Support for JavaScript

The Web crawler can find some links (URLs) that are contained in the JavaScript portions of Web documents. If you determine that a high number of URLs embedded in text are of low relevance, you can disable text link parsing by configuring advanced Web crawler properties.

The Web crawler can find both relative and absolute links. If an HTML document contains a BASE element, the crawler uses that element to resolve relative links. Otherwise, the crawler uses the document's own URL.

Support for JavaScript is limited to link extraction. The crawler does not parse JavaScript, does not build a DOM (Document Object Model), and does not interpret or execute JavaScript statements. The crawler looks for strings in the document content (including, but not limited to the JavaScript portions) that are likely to be URLs in JavaScript statements. This means two things:

Some URLs will be found that are ignored by the stricter HTML parser. The crawler will reject anything that is not a syntactically valid URL, but some of the valid URLs returned by the scanning step might be of low interest for searching.
Document content that is generated by JavaScript, such as when a human user views a page with a browser and the browser executes some JavaScript, cannot be detected by the Web crawler, and thus will not be indexed.

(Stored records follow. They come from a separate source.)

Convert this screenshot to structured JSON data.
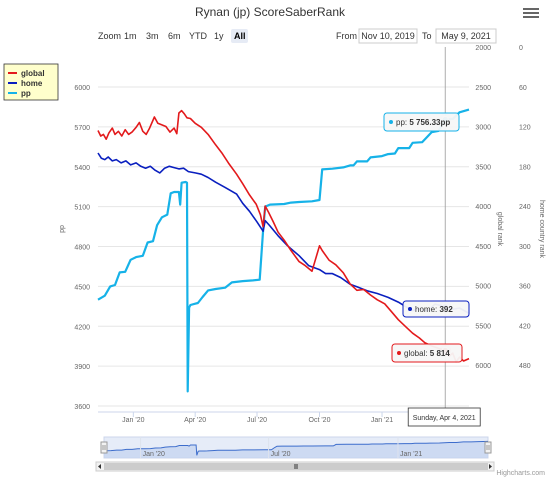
{
  "title": "Rynan (jp) ScoreSaberRank",
  "zoom": {
    "label": "Zoom",
    "buttons": [
      "1m",
      "3m",
      "6m",
      "YTD",
      "1y",
      "All"
    ],
    "selected": "All"
  },
  "range": {
    "from_label": "From",
    "from_value": "Nov 10, 2019",
    "to_label": "To",
    "to_value": "May 9, 2021"
  },
  "menu_icon": "hamburger-icon",
  "credits": "Highcharts.com",
  "chart_data": {
    "type": "line",
    "x_axis": {
      "type": "datetime",
      "min": "2019-11-10",
      "max": "2021-05-09",
      "ticks": [
        {
          "date": "2020-01-01",
          "label": "Jan '20"
        },
        {
          "date": "2020-04-01",
          "label": "Apr '20"
        },
        {
          "date": "2020-07-01",
          "label": "Jul '20"
        },
        {
          "date": "2020-10-01",
          "label": "Oct '20"
        },
        {
          "date": "2021-01-01",
          "label": "Jan '21"
        }
      ]
    },
    "y_axes": [
      {
        "id": "pp",
        "title": "pp",
        "position": "left",
        "min": 3600,
        "max": 6000,
        "ticks": [
          3600,
          3900,
          4200,
          4500,
          4800,
          5100,
          5400,
          5700,
          6000
        ]
      },
      {
        "id": "global",
        "title": "global rank",
        "position": "right-inner",
        "reversed": true,
        "min": 2000,
        "max": 6500,
        "ticks": [
          2000,
          2500,
          3000,
          3500,
          4000,
          4500,
          5000,
          5500,
          6000
        ]
      },
      {
        "id": "home",
        "title": "home country rank",
        "position": "right-outer",
        "reversed": true,
        "min": 0,
        "max": 540,
        "ticks": [
          0,
          60,
          120,
          180,
          240,
          300,
          360,
          420,
          480
        ]
      }
    ],
    "legend": {
      "placement": "left",
      "items": [
        {
          "name": "global",
          "color": "#e31a1c"
        },
        {
          "name": "home",
          "color": "#0a1fbf"
        },
        {
          "name": "pp",
          "color": "#16b2e8"
        }
      ]
    },
    "series": [
      {
        "name": "global",
        "axis": "global",
        "color": "#e31a1c",
        "points": [
          [
            "2019-11-10",
            3050
          ],
          [
            "2019-11-14",
            3120
          ],
          [
            "2019-11-18",
            3100
          ],
          [
            "2019-11-22",
            3160
          ],
          [
            "2019-11-26",
            3080
          ],
          [
            "2019-12-01",
            3020
          ],
          [
            "2019-12-05",
            3100
          ],
          [
            "2019-12-10",
            3060
          ],
          [
            "2019-12-15",
            3120
          ],
          [
            "2019-12-20",
            3040
          ],
          [
            "2019-12-25",
            3100
          ],
          [
            "2019-12-30",
            3070
          ],
          [
            "2020-01-05",
            3010
          ],
          [
            "2020-01-10",
            2950
          ],
          [
            "2020-01-15",
            3060
          ],
          [
            "2020-01-20",
            3100
          ],
          [
            "2020-01-25",
            3020
          ],
          [
            "2020-02-01",
            2880
          ],
          [
            "2020-02-06",
            2960
          ],
          [
            "2020-02-12",
            2980
          ],
          [
            "2020-02-18",
            3000
          ],
          [
            "2020-02-24",
            3070
          ],
          [
            "2020-03-01",
            3020
          ],
          [
            "2020-03-05",
            3090
          ],
          [
            "2020-03-08",
            2830
          ],
          [
            "2020-03-12",
            2800
          ],
          [
            "2020-03-16",
            2840
          ],
          [
            "2020-03-20",
            2890
          ],
          [
            "2020-03-25",
            2900
          ],
          [
            "2020-04-01",
            2960
          ],
          [
            "2020-04-10",
            3010
          ],
          [
            "2020-04-20",
            3100
          ],
          [
            "2020-05-01",
            3230
          ],
          [
            "2020-05-10",
            3330
          ],
          [
            "2020-05-20",
            3460
          ],
          [
            "2020-06-01",
            3600
          ],
          [
            "2020-06-10",
            3720
          ],
          [
            "2020-06-20",
            3860
          ],
          [
            "2020-06-30",
            3980
          ],
          [
            "2020-07-06",
            4110
          ],
          [
            "2020-07-10",
            4260
          ],
          [
            "2020-07-13",
            4000
          ],
          [
            "2020-07-18",
            4080
          ],
          [
            "2020-07-25",
            4200
          ],
          [
            "2020-08-01",
            4330
          ],
          [
            "2020-08-10",
            4430
          ],
          [
            "2020-08-20",
            4560
          ],
          [
            "2020-09-01",
            4700
          ],
          [
            "2020-09-10",
            4750
          ],
          [
            "2020-09-20",
            4820
          ],
          [
            "2020-10-01",
            4500
          ],
          [
            "2020-10-05",
            4560
          ],
          [
            "2020-10-15",
            4680
          ],
          [
            "2020-10-25",
            4740
          ],
          [
            "2020-11-05",
            4840
          ],
          [
            "2020-11-15",
            4980
          ],
          [
            "2020-11-25",
            5060
          ],
          [
            "2020-12-05",
            5050
          ],
          [
            "2020-12-15",
            5120
          ],
          [
            "2020-12-25",
            5180
          ],
          [
            "2021-01-05",
            5230
          ],
          [
            "2021-01-15",
            5330
          ],
          [
            "2021-01-25",
            5430
          ],
          [
            "2021-02-05",
            5520
          ],
          [
            "2021-02-15",
            5600
          ],
          [
            "2021-02-25",
            5660
          ],
          [
            "2021-03-05",
            5720
          ],
          [
            "2021-03-15",
            5760
          ],
          [
            "2021-03-25",
            5790
          ],
          [
            "2021-04-04",
            5814
          ],
          [
            "2021-04-10",
            5890
          ],
          [
            "2021-04-15",
            5850
          ],
          [
            "2021-04-20",
            5960
          ],
          [
            "2021-04-25",
            5900
          ],
          [
            "2021-05-01",
            5950
          ],
          [
            "2021-05-09",
            5920
          ]
        ]
      },
      {
        "name": "home",
        "axis": "home",
        "color": "#0a1fbf",
        "points": [
          [
            "2019-11-10",
            160
          ],
          [
            "2019-11-15",
            168
          ],
          [
            "2019-11-20",
            170
          ],
          [
            "2019-11-25",
            166
          ],
          [
            "2019-12-01",
            172
          ],
          [
            "2019-12-07",
            170
          ],
          [
            "2019-12-14",
            175
          ],
          [
            "2019-12-21",
            172
          ],
          [
            "2019-12-28",
            178
          ],
          [
            "2020-01-05",
            175
          ],
          [
            "2020-01-12",
            180
          ],
          [
            "2020-01-19",
            183
          ],
          [
            "2020-01-26",
            180
          ],
          [
            "2020-02-02",
            186
          ],
          [
            "2020-02-09",
            190
          ],
          [
            "2020-02-16",
            183
          ],
          [
            "2020-02-23",
            180
          ],
          [
            "2020-03-01",
            182
          ],
          [
            "2020-03-08",
            184
          ],
          [
            "2020-03-15",
            183
          ],
          [
            "2020-03-22",
            188
          ],
          [
            "2020-04-01",
            190
          ],
          [
            "2020-04-10",
            192
          ],
          [
            "2020-04-20",
            197
          ],
          [
            "2020-05-01",
            204
          ],
          [
            "2020-05-15",
            212
          ],
          [
            "2020-06-01",
            222
          ],
          [
            "2020-06-10",
            236
          ],
          [
            "2020-06-20",
            248
          ],
          [
            "2020-07-01",
            264
          ],
          [
            "2020-07-10",
            278
          ],
          [
            "2020-07-13",
            262
          ],
          [
            "2020-07-20",
            270
          ],
          [
            "2020-08-01",
            285
          ],
          [
            "2020-08-15",
            300
          ],
          [
            "2020-09-01",
            315
          ],
          [
            "2020-09-15",
            330
          ],
          [
            "2020-10-01",
            336
          ],
          [
            "2020-10-10",
            342
          ],
          [
            "2020-10-20",
            342
          ],
          [
            "2020-11-01",
            348
          ],
          [
            "2020-11-15",
            358
          ],
          [
            "2020-11-25",
            362
          ],
          [
            "2020-12-10",
            368
          ],
          [
            "2020-12-25",
            372
          ],
          [
            "2021-01-10",
            378
          ],
          [
            "2021-01-25",
            385
          ],
          [
            "2021-02-05",
            392
          ],
          [
            "2021-02-15",
            398
          ],
          [
            "2021-02-25",
            395
          ],
          [
            "2021-03-10",
            398
          ],
          [
            "2021-03-20",
            388
          ],
          [
            "2021-04-04",
            392
          ],
          [
            "2021-04-15",
            396
          ],
          [
            "2021-04-25",
            394
          ],
          [
            "2021-05-09",
            402
          ]
        ]
      },
      {
        "name": "pp",
        "axis": "pp",
        "color": "#16b2e8",
        "points": [
          [
            "2019-11-10",
            4400
          ],
          [
            "2019-11-20",
            4430
          ],
          [
            "2019-11-28",
            4500
          ],
          [
            "2019-12-05",
            4510
          ],
          [
            "2019-12-12",
            4605
          ],
          [
            "2019-12-20",
            4610
          ],
          [
            "2019-12-28",
            4700
          ],
          [
            "2020-01-05",
            4720
          ],
          [
            "2020-01-15",
            4730
          ],
          [
            "2020-01-22",
            4830
          ],
          [
            "2020-01-30",
            4840
          ],
          [
            "2020-02-05",
            4960
          ],
          [
            "2020-02-12",
            5020
          ],
          [
            "2020-02-20",
            5040
          ],
          [
            "2020-02-25",
            5200
          ],
          [
            "2020-03-01",
            5210
          ],
          [
            "2020-03-08",
            5210
          ],
          [
            "2020-03-10",
            5115
          ],
          [
            "2020-03-12",
            5280
          ],
          [
            "2020-03-18",
            5285
          ],
          [
            "2020-03-20",
            5280
          ],
          [
            "2020-03-21",
            3710
          ],
          [
            "2020-03-23",
            4340
          ],
          [
            "2020-03-25",
            4360
          ],
          [
            "2020-04-01",
            4370
          ],
          [
            "2020-04-05",
            4375
          ],
          [
            "2020-04-12",
            4420
          ],
          [
            "2020-04-20",
            4470
          ],
          [
            "2020-05-01",
            4480
          ],
          [
            "2020-05-15",
            4490
          ],
          [
            "2020-05-25",
            4530
          ],
          [
            "2020-06-10",
            4540
          ],
          [
            "2020-06-25",
            4545
          ],
          [
            "2020-07-05",
            4550
          ],
          [
            "2020-07-10",
            4920
          ],
          [
            "2020-07-13",
            5100
          ],
          [
            "2020-07-20",
            5115
          ],
          [
            "2020-08-10",
            5120
          ],
          [
            "2020-08-20",
            5130
          ],
          [
            "2020-09-01",
            5135
          ],
          [
            "2020-09-20",
            5140
          ],
          [
            "2020-10-01",
            5150
          ],
          [
            "2020-10-05",
            5380
          ],
          [
            "2020-10-20",
            5385
          ],
          [
            "2020-11-05",
            5395
          ],
          [
            "2020-11-15",
            5410
          ],
          [
            "2020-11-20",
            5410
          ],
          [
            "2020-11-25",
            5440
          ],
          [
            "2020-12-10",
            5440
          ],
          [
            "2020-12-15",
            5470
          ],
          [
            "2021-01-01",
            5480
          ],
          [
            "2021-01-10",
            5495
          ],
          [
            "2021-01-20",
            5500
          ],
          [
            "2021-01-25",
            5540
          ],
          [
            "2021-02-10",
            5540
          ],
          [
            "2021-02-15",
            5580
          ],
          [
            "2021-03-01",
            5585
          ],
          [
            "2021-03-15",
            5660
          ],
          [
            "2021-03-25",
            5670
          ],
          [
            "2021-04-04",
            5756.33
          ],
          [
            "2021-04-15",
            5760
          ],
          [
            "2021-04-25",
            5810
          ],
          [
            "2021-05-09",
            5830
          ]
        ]
      }
    ],
    "crosshair": {
      "date": "2021-04-04",
      "label": "Sunday, Apr 4, 2021"
    },
    "tooltips": [
      {
        "series": "pp",
        "prefix": "pp: ",
        "value": "5 756.33pp"
      },
      {
        "series": "home",
        "prefix": "home: ",
        "value": "392"
      },
      {
        "series": "global",
        "prefix": "global: ",
        "value": "5 814"
      }
    ],
    "navigator": {
      "ticks": [
        {
          "date": "2020-01-01",
          "label": "Jan '20"
        },
        {
          "date": "2020-07-01",
          "label": "Jul '20"
        },
        {
          "date": "2021-01-01",
          "label": "Jan '21"
        }
      ]
    }
  }
}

Because the Web crawler does not parse JavaScript in HTML files, URLs in JavaScript are not crawled. To enable the Web crawler to crawl URLs in JavaScript, you can do either of following actions:

In the administration console, edit the Web crawler and, on the Web Crawl Space page, add the URLs to the list of URLs that the crawler is to use as a starting point for adding URLs to the collection (Start URLs). For the changes to become effective, restart the Web crawler (you do not need to start a full crawl).
Use the anchor tag (<a href="..">) to specify the URLs as hypertext links in the HTML file.